Inspired by the Pyramids of Egypt, The Pyramid's Park consists of three pyramids - Dubai Grand Pyramid, Medium Pyramid and Small Pyramid, each of which is named after a star's name combined with the abbreviation SAAM. Dubai Grand Pyramid is named SAAMAntares after one of the most gigantic stars; Antares. The Meidum Pyramid to be named after the present North Pole star Polaris to become SAAM Polaris, while the Small Pyramid will be called SAAM Vega pointing to the future North Pole star Vega.

The axis rotates every 26,000 years, the North Star changes accordingly, and almost 12,000 years from now it will be Vega; the Future North Pole Star that will be pointed at by FCW Small Pyramid.

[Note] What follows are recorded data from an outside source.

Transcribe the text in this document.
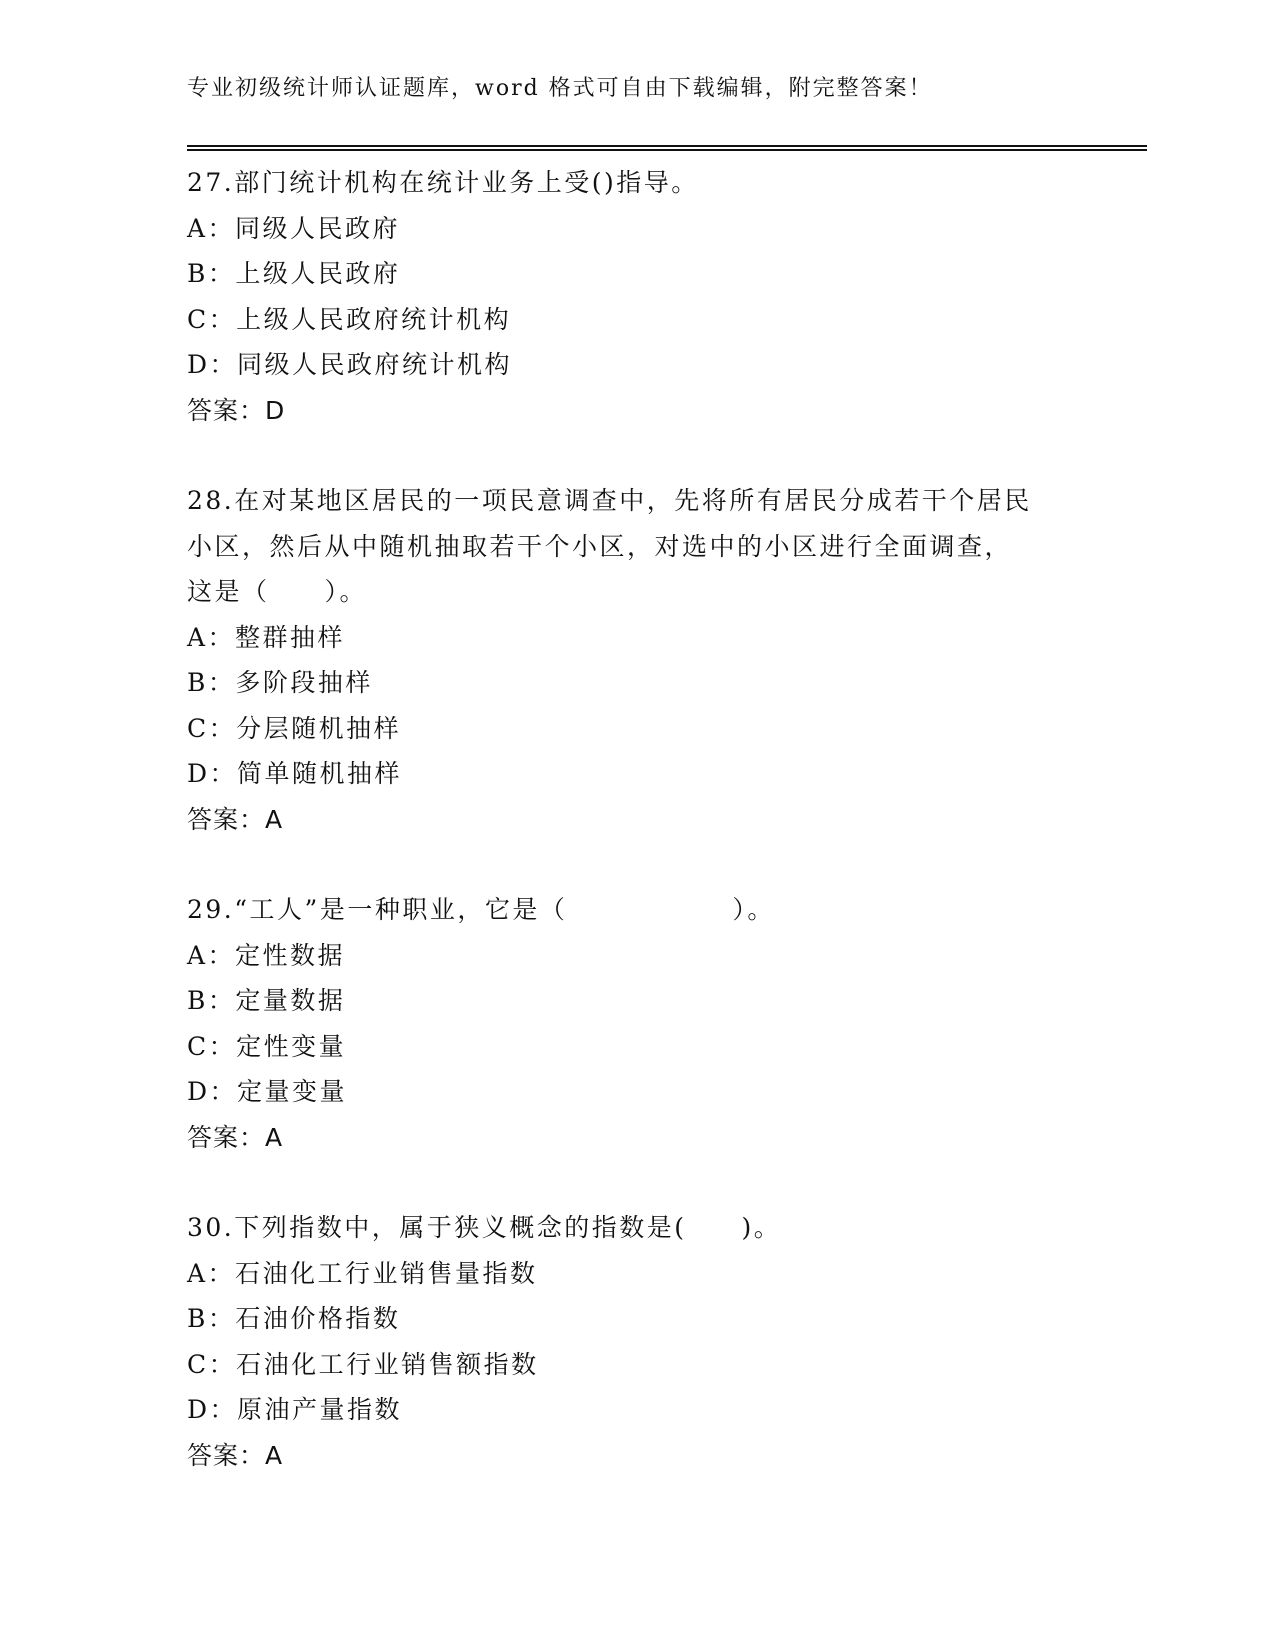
专业初级统计师认证题库，word 格式可自由下载编辑，附完整答案！
27.部门统计机构在统计业务上受()指导。
A：同级人民政府
B：上级人民政府
C：上级人民政府统计机构
D：同级人民政府统计机构
答案：D
28.在对某地区居民的一项民意调查中，先将所有居民分成若干个居民
小区，然后从中随机抽取若干个小区，对选中的小区进行全面调查，
这是（　　）。
A：整群抽样
B：多阶段抽样
C：分层随机抽样
D：简单随机抽样
答案：A
29.“工人”是一种职业，它是（　　　　　　）。
A：定性数据
B：定量数据
C：定性变量
D：定量变量
答案：A
30.下列指数中，属于狭义概念的指数是(　　)。
A：石油化工行业销售量指数
B：石油价格指数
C：石油化工行业销售额指数
D：原油产量指数
答案：A
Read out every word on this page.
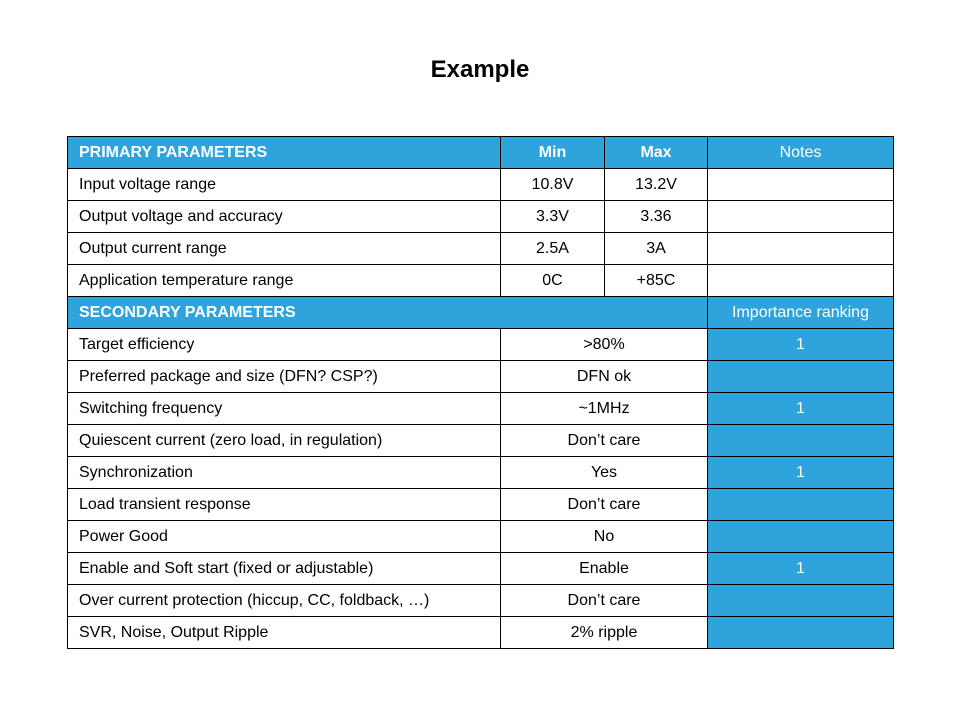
Example
PRIMARY PARAMETERS	Min	Max	Notes
Input voltage range	10.8V	13.2V	
Output voltage and accuracy	3.3V	3.36	
Output current range	2.5A	3A	
Application temperature range	0C	+85C	
SECONDARY PARAMETERS			Importance ranking
Target efficiency	>80%		1
Preferred package and size (DFN? CSP?)	DFN ok		
Switching frequency	~1MHz		1
Quiescent current (zero load, in regulation)	Don’t care		
Synchronization	Yes		1
Load transient response	Don’t care		
Power Good	No		
Enable and Soft start (fixed or adjustable)	Enable		1
Over current protection (hiccup, CC, foldback, …)	Don’t care		
SVR, Noise, Output Ripple	2% ripple		
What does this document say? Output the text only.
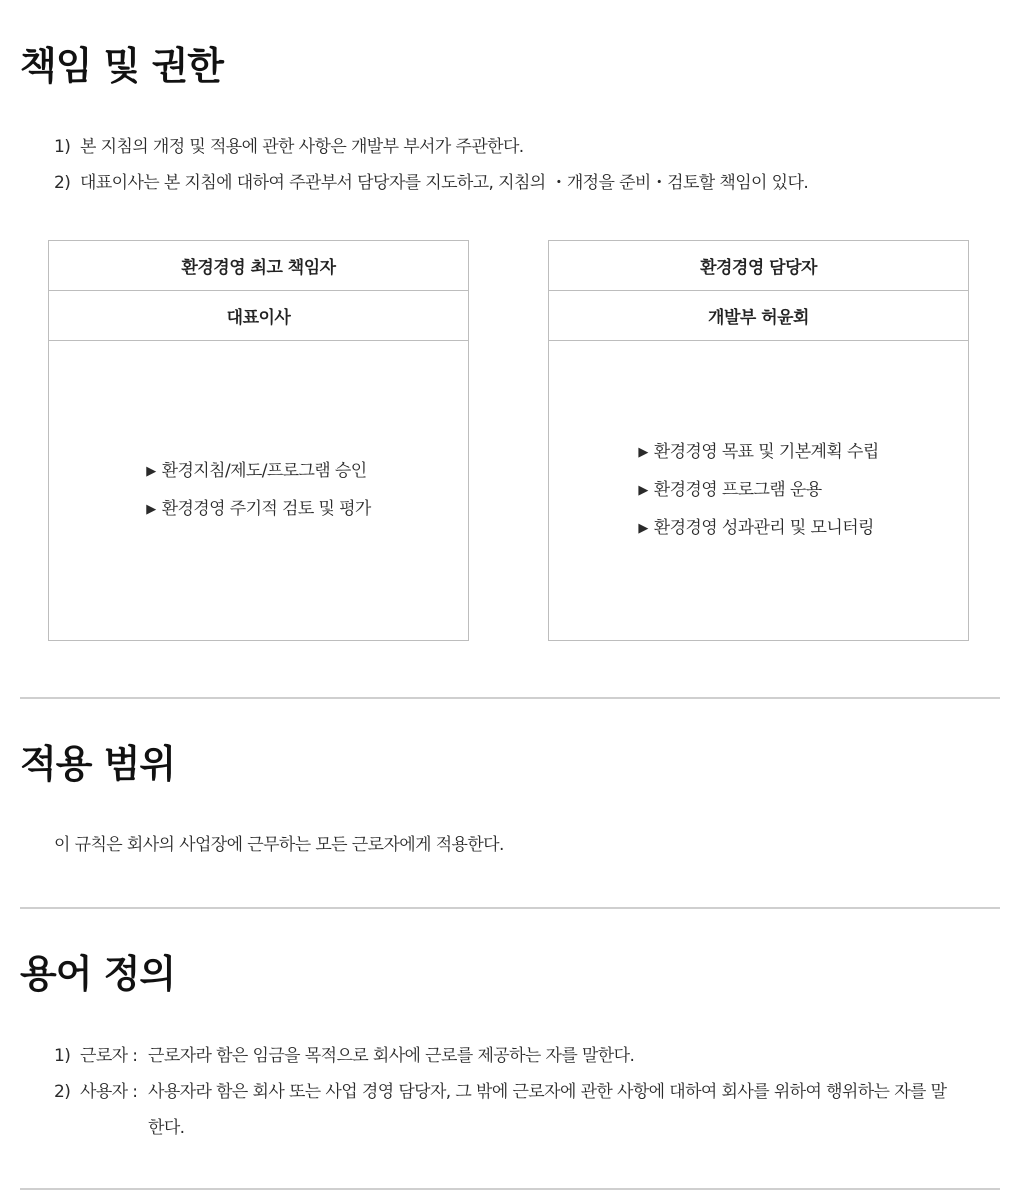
책임 및 권한

1) 본 지침의 개정 및 적용에 관한 사항은 개발부 부서가 주관한다.

2) 대표이사는 본 지침에 대하여 주관부서 담당자를 지도하고, 지침의 ・개정을 준비・검토할 책임이 있다.

환경경영 최고 책임자
대표이사
▶ 환경지침/제도/프로그램 승인
▶ 환경경영 주기적 검토 및 평가
환경경영 담당자
개발부 허윤회
▶ 환경경영 목표 및 기본계획 수립
▶ 환경경영 프로그램 운용
▶ 환경경영 성과관리 및 모니터링
적용 범위

이 규칙은 회사의 사업장에 근무하는 모든 근로자에게 적용한다.

용어 정의
1) 근로자 : 근로자라 함은 임금을 목적으로 회사에 근로를 제공하는 자를 말한다.
2) 사용자 : 사용자라 함은 회사 또는 사업 경영 담당자, 그 밖에 근로자에 관한 사항에 대하여 회사를 위하여 행위하는 자를 말한다.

Dubai Grand Pyramid, "SAAMAntares" will consist of 35 floors. It will feature modern apartments and offices with the finest finishes. The Medium Pyramid "SAAMPolaris" is a 20-storey mixed-use development that offers residential, commercial, hospitality and leisure services. It includes hotel apartments of studios, one and two bedroom units. The Small Pyramid SAAMVega will host commercial services. It composes of 9 floors that feature business centers, apartments and offices.

===Taj Arabia===
Taj Arabia is inspired from the Taj Mahal in India. It is planned to be an actual replication of Taj Mahal and feature over 300 rooms. Taj Arabia is a luxury 6-star hotel that is designed to be the wedding destination of the world.

===Leaning Tower of Dubai===
The Leaning Tower of Dubai is planned to be a replica of and inspired by the Leaning Tower of Pisa in Italy. It features spacious and hotel apartments located at the center of the Town of Venice, where it is surrounded by retail shops and various restaurants.

===Town Of Venice===
Inspired by Venice in Italy, Falcon City's waterfront featuring Gondola rides, Outdoor Restaurants & Cafes. Town of Venice includes Retail Outlets & Residences of an Italian theme.

===Great Wall of Dubai===
Inspired by the Great Wall of China, Higher than a 3-storey building and stretching from one side of Falcon Fun City to the other, the Great Wall of Dubai will act as a jogging track that is 4.25 times bigger than the Olympic running track.

===Falcon Fun City===
Falcon Fun City is being developed next to the Falcon Mall, which shapes the head of the Falcon and features retail outlets, international restaurants and entertainment components.

===Falcon City Towers===
Falcon City Towers are located at the base of Falcon City, in the business district. It consist of 24 towers, having commercial, residential services.